The eponymous Ali is the subject of Ibtisem’s winning entry for HBO Asia’s Invisible Stories Short Film Competition. The other two winning entries were from Singapore, while Ibtisem’s submission represented Malaysia.

Born in Sarawak, the filmmaker spent her childhood travelling back and forth between Malaysia and Paris, France.

Due to her exposure to people of different cultures across several continents, Ibtisem has seen different facets of humanity, particularly touching upon racial issues.

“I think just because someone does not speak your language or does not look the same way as you, does not mean they do not go through the same issues you do. For Ali, we hope to create conversations around the way people are treated,” she said, adding that the film highlighted the treatment of those in the service industry in particular.

Destiny interfered

Roughly five minutes long, the short film tells the story of Ali, from his arrival in Malaysia from Syria, to his current situation as he looks towards bringing back “the old Ali”, after the crises he has faced has seemingly reduced him to a shadow of his former self.

By the end, viewers are left feeling like they could have spent more time with Ali.

Ibtisem said: “Five minutes is very limited. There were a lot of things I wanted to add ... maybe the details of his personal struggle, but I felt that his emotions showed me more than he needed to say.

“I’m very blessed and grateful that he gave me the opportunity to film and showcase that.”
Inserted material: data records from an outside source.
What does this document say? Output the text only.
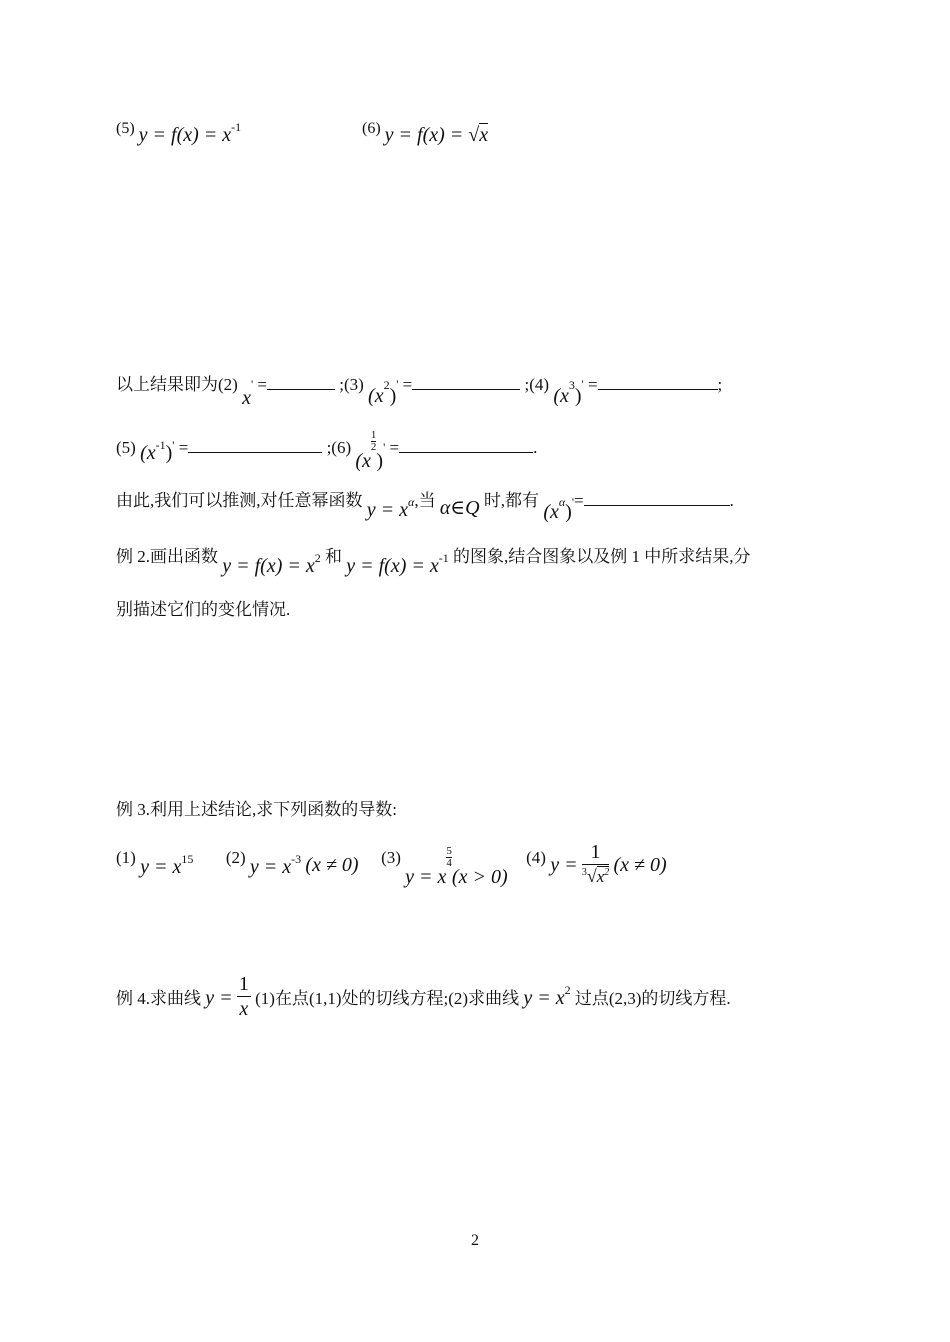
(5) y = f(x) = x-1	(6) y = f(x) = √x
以上结果即为(2) x' =	;(3) (x2)' =	;(4) (x3)' =	;
(5) $(x^{-1})'$ =	;(6) (x
$\frac{1}{2}$
)' =	.
由此,我们可以推测,对任意幂函数 y = xα,当 α∈Q 时,都有 (xα)'=	.
例 2.画出函数 y = f(x) = x2 和 y = f(x) = x-1 的图象,结合图象以及例 1 中所求结果,分
别描述它们的变化情况.
例 3.利用上述结论,求下列函数的导数:
(1) y = x15 (2) y = x-3 (x ≠ 0) (3) y = x
$\frac{5}{4}$
(x > 0)  (4) $y = \frac{1}{^3√x^2} (x \ne 0)$
例 4.求曲线 $y = \frac{1}{x} (1)$在点(1,1)处的切线方程;(2)求曲线 y = x2 过点(2,3)的切线方程.
2
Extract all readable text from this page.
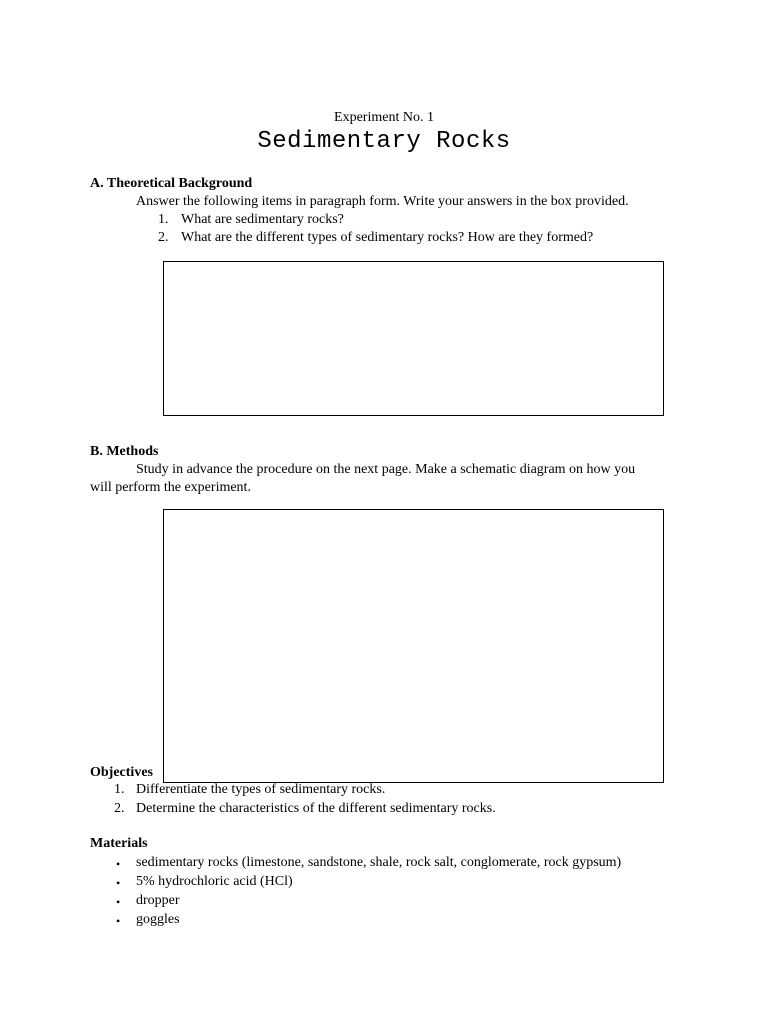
Experiment No. 1
Sedimentary Rocks
A. Theoretical Background
Answer the following items in paragraph form. Write your answers in the box provided.
1. What are sedimentary rocks?
2. What are the different types of sedimentary rocks? How are they formed?
B. Methods
Study in advance the procedure on the next page. Make a schematic diagram on how you
will perform the experiment.
Objectives
1. Differentiate the types of sedimentary rocks.
2. Determine the characteristics of the different sedimentary rocks.
Materials
• sedimentary rocks (limestone, sandstone, shale, rock salt, conglomerate, rock gypsum)
• 5% hydrochloric acid (HCl)
• dropper
• goggles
The shoot took place in the restaurant where Ali works (as he was unable to get time off to do the interview), and Ibtisem explained that it was the sense of familiarity, coupled with Ali being allowed to speak in Arabic, that made him comfortable enough to open up to the crew about himself.

“I told him to do as he wished. If he wanted to tell his story, he could go ahead, and if he did not feel comfortable at any point, he could stop. Ali was very tired by the end of the shoot, but he needed to tell his story,” she said.

Always working

The film opens with Ali being asked to prepare an “orange, lemon” juice in the middle of the shoot.

“He would stop, return, I would get him talking and he would stop again,” she said, detailing how they had to film amidst the chaos of people ordering.

“There was a period where it was quiet and he just told me his story. That’s when I got those moments.”

The ‘moments’ were scenes where Ali would pause after saying something, as the atmosphere and weight of his prior words would bleed through the screen.

“It is very hard, especially for a man in this day and age to show vulnerability. I think you can see that a lot with him. I am glad a lot of people could feel it through his pauses.”

Filmed in a single day, Ibtisem had just three days to complete the film before the submission deadline.

For her, the hardest part was the editing and post-production process, as she had to transcribe everything, cut the video and then figure out how to make the short film interesting without being misleading.

“I actually thought we did not make it, because I submitted it ten minutes before the deadline,” she explained laughing.

Ibtisem Ben Nassib’s Ali can be streamed for free on HBO GO.